Because there are those among my sisters who cannot navigate the common divide by abandoning their bodies. They cannot bring themselves to sacrifice what the body knows and the company of other women in order to achieve in the world. So they give up — they never enter into the [magikal] lineage at all, or if they do, they content themselves with embodying the muse, the sexual vamp, the all-accepting whore, the love-without-limits mother, and they pursue accomplishments vicariously through the magical men in their lives.
Because I know, in the center of myself where I know the most important truth of my life, that I am not deformed or incomplete [because I am not a man], that I am not fitted only to be a helpmeet, that it is not my purpose in life to be someone else’s inspiration and servant. I know that I reason clearly, that I possess a soul, that I am both a material and a spiritual being. Thelemite that I am, I know that my will is my own and no one else’s.
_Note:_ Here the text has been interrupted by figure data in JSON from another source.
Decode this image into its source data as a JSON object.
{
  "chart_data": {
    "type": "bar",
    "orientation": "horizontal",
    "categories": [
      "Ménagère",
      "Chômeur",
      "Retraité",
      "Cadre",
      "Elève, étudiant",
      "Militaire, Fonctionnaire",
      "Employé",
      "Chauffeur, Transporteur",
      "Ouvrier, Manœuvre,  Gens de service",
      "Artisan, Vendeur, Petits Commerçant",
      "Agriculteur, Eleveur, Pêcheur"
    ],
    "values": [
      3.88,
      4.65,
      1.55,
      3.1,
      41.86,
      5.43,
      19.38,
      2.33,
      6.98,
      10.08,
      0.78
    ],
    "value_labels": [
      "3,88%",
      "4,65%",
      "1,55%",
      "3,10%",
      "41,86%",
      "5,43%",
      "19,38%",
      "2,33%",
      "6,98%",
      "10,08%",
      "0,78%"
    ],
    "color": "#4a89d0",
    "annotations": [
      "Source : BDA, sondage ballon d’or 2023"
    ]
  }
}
I refuse to accept that I must abandon my body and my sisters, call the universe Lord, call myself he, center my magic in an organ that looks suspiciously like the male member, enact mystery plays about men’s lives in the world in order to be a magician. And I am incensed that I struggle every day of my magical life with this divide that no male magician has ever had to face, because his body and his gender and his way of knowing in the world is perfectly reflected in the lineage.